Once you’ve discovered Existentialism, your next task as a young writer is finding your voice. Everyone has a way of writing particular to his or her own style. If your writing instructors are worth their proverbial salt, they will help you find your voice, isolate it, and alter it such that it is more conducive to narration. In short, they will take your personal voice and make it sound more like Poe’s, or Salinger’s. In fact, it may simply be best to abandon your voice immediately and go straight to using Poe’s. After that, you can proceed, as everyone else does, to writing the quintessential American novel.

By limiting the writer’s conception of genre, theme, and voice, your instructor will draw a volume of work from his or her students in which, for whatever reason, each story is remarkably similar to the last. It’s a spectacular sight to behold. Imagine page after page of stories about the horrors of life! Characters running around, unloved by their parents or significant others, always subject to some form of discrimination or abuse, and constantly thinking about suicide or running away. If only we could find a way of regulating detail, imagery, metaphor, and setting as well. What a wonderful world that would be.

As for drama, the third genre in the pantheon of creative writing, I must advise you to turn away from that field (solely for selfish reasons, naturally). It is my field of choice, and competition is tough enough as it is – so tough. I was here first.

With these quick notes, you already have a head start for your education in a fiction-writing class. Pretty soon, you too will be writing pieces of work that are marginally creative and entirely morose.

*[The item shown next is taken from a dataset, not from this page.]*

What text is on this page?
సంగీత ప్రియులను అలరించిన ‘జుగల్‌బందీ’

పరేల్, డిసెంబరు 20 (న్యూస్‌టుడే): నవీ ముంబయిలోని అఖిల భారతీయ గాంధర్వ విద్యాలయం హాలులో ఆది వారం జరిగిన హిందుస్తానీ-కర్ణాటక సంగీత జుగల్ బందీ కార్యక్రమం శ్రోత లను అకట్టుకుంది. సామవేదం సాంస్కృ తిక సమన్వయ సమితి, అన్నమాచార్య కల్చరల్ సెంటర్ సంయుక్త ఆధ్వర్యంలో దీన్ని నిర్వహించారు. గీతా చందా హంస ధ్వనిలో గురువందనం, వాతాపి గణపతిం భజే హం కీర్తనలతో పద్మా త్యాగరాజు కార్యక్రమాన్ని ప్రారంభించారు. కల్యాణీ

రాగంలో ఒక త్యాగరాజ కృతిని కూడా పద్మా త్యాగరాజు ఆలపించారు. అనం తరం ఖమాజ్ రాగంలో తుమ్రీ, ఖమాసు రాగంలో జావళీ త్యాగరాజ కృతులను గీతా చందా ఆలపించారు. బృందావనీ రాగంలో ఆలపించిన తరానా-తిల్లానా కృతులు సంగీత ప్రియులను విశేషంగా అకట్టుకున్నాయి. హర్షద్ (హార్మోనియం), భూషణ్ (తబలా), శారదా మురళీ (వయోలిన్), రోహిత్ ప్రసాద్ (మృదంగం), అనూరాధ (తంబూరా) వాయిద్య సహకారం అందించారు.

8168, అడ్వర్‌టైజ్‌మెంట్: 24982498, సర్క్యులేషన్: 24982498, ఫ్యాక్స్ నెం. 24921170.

Of course, there will be the occasional writer among the new flock who will throw the advice of countless writing instructors to the winds, who will simply say, “They don’t know what they’re talking about. I’m just going to write on my own, and if they don’t like it, they can go fuck themselves.” And, believe me, there are alternative means of writing. Some of them involve not being indoctrinated by a failed-writer-turned-begrudging-teacher. Some of them involve writing simply for the love of writing. Some, using wild creativity and active imagination.

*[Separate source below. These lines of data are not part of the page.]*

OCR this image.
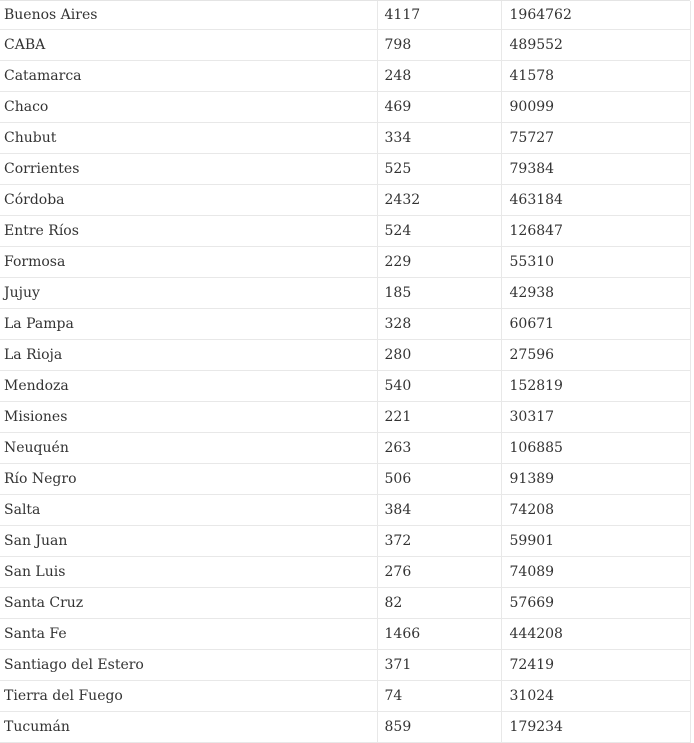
Buenos Aires	4117	1964762
CABA	798	489552
Catamarca	248	41578
Chaco	469	90099
Chubut	334	75727
Corrientes	525	79384
Córdoba	2432	463184
Entre Ríos	524	126847
Formosa	229	55310
Jujuy	185	42938
La Pampa	328	60671
La Rioja	280	27596
Mendoza	540	152819
Misiones	221	30317
Neuquén	263	106885
Río Negro	506	91389
Salta	384	74208
San Juan	372	59901
San Luis	276	74089
Santa Cruz	82	57669
Santa Fe	1466	444208
Santiago del Estero	371	72419
Tierra del Fuego	74	31024
Tucumán	859	179234
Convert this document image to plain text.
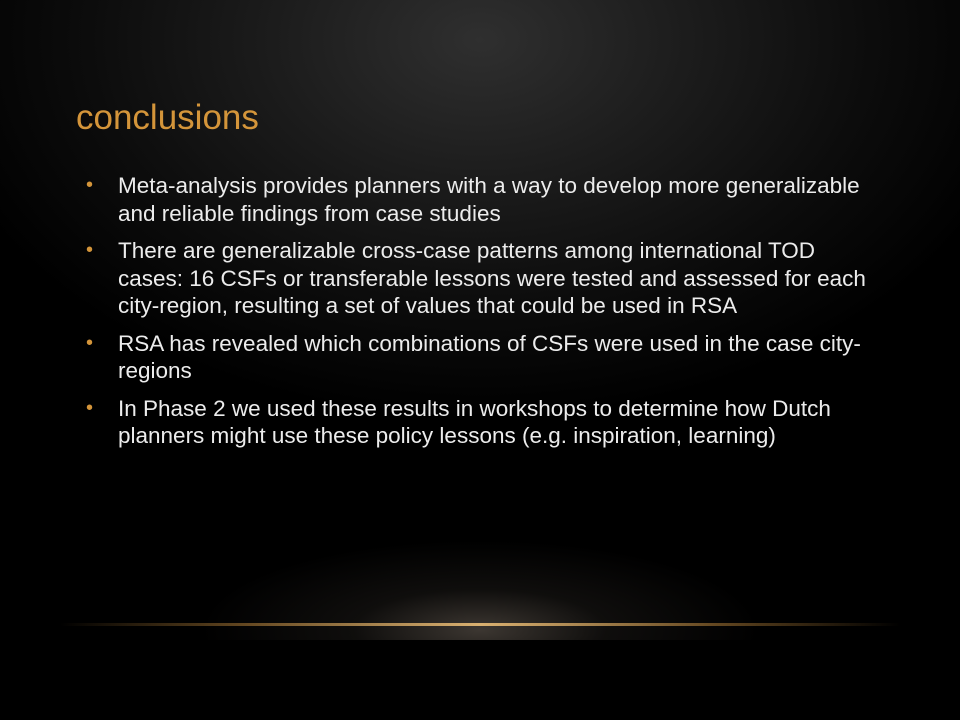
conclusions
• Meta-analysis provides planners with a way to develop more generalizable and reliable findings from case studies
• There are generalizable cross-case patterns among international TOD cases: 16 CSFs or transferable lessons were tested and assessed for each city-region, resulting a set of values that could be used in RSA
• RSA has revealed which combinations of CSFs were used in the case city-regions
• In Phase 2 we used these results in workshops to determine how Dutch planners might use these policy lessons (e.g. inspiration, learning)
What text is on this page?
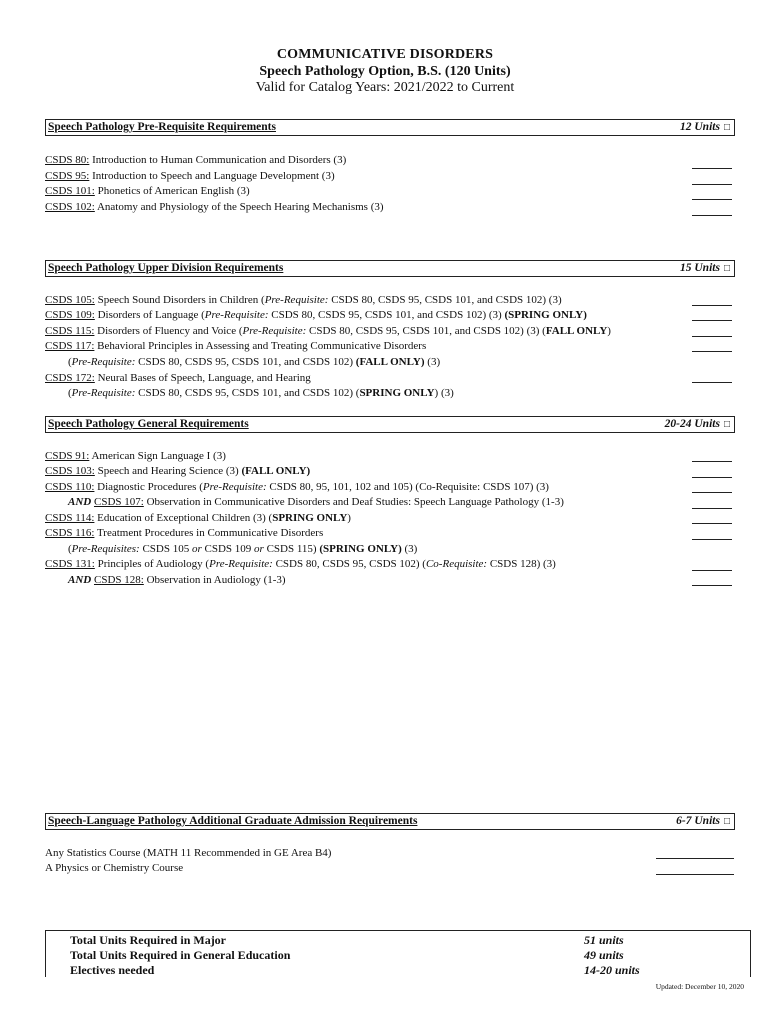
COMMUNICATIVE DISORDERS
Speech Pathology Option, B.S. (120 Units)
Valid for Catalog Years: 2021/2022 to Current
Speech Pathology Pre-Requisite Requirements	12 Units □
CSDS 80: Introduction to Human Communication and Disorders (3)
CSDS 95: Introduction to Speech and Language Development (3)
CSDS 101: Phonetics of American English (3)
CSDS 102: Anatomy and Physiology of the Speech Hearing Mechanisms (3)
Speech Pathology Upper Division Requirements	15 Units □
CSDS 105: Speech Sound Disorders in Children (Pre-Requisite: CSDS 80, CSDS 95, CSDS 101, and CSDS 102) (3)
CSDS 109: Disorders of Language (Pre-Requisite: CSDS 80, CSDS 95, CSDS 101, and CSDS 102) (3) (SPRING ONLY)
CSDS 115: Disorders of Fluency and Voice (Pre-Requisite: CSDS 80, CSDS 95, CSDS 101, and CSDS 102) (3) (FALL ONLY)
CSDS 117: Behavioral Principles in Assessing and Treating Communicative Disorders
(Pre-Requisite: CSDS 80, CSDS 95, CSDS 101, and CSDS 102) (FALL ONLY) (3)
CSDS 172: Neural Bases of Speech, Language, and Hearing
(Pre-Requisite: CSDS 80, CSDS 95, CSDS 101, and CSDS 102) (SPRING ONLY) (3)
Speech Pathology General Requirements	20-24 Units □
CSDS 91: American Sign Language I (3)
CSDS 103: Speech and Hearing Science (3) (FALL ONLY)
CSDS 110: Diagnostic Procedures (Pre-Requisite: CSDS 80, 95, 101, 102 and 105) (Co-Requisite: CSDS 107) (3)
AND CSDS 107: Observation in Communicative Disorders and Deaf Studies: Speech Language Pathology (1-3)
CSDS 114: Education of Exceptional Children (3) (SPRING ONLY)
CSDS 116: Treatment Procedures in Communicative Disorders
(Pre-Requisites: CSDS 105 or CSDS 109 or CSDS 115) (SPRING ONLY) (3)
CSDS 131: Principles of Audiology (Pre-Requisite: CSDS 80, CSDS 95, CSDS 102) (Co-Requisite: CSDS 128) (3)
AND CSDS 128: Observation in Audiology (1-3)
Speech-Language Pathology Additional Graduate Admission Requirements	6-7 Units □
Any Statistics Course (MATH 11 Recommended in GE Area B4)
A Physics or Chemistry Course
Total Units Required in Major	51 units
Total Units Required in General Education	49 units
Electives needed	14-20 units
Updated: December 10, 2020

Please ignore those routes.

I hope that these precious few words have been helpful to you on your quest towards a writing career. If you are interested in exploring topics such as what your future might hold as a fiction writer, then I suggest reading my follow-up essays entitled They May Be Rich, but at Least I’m Smarter, and Frustration: A Guide to Coping with Bitterness and Marginal Success.

Good luck, and good writing, my friend.

2 comments:

GW said...

You hit on some pretty good points in this essay. Was this essay turned in for a grade? I wonder what it was like to be Nat Topping in whatever year this was written.

Nat Topping said...

Yes, as a matter of fact it was. This was my final piece for a Senior year essay writing class.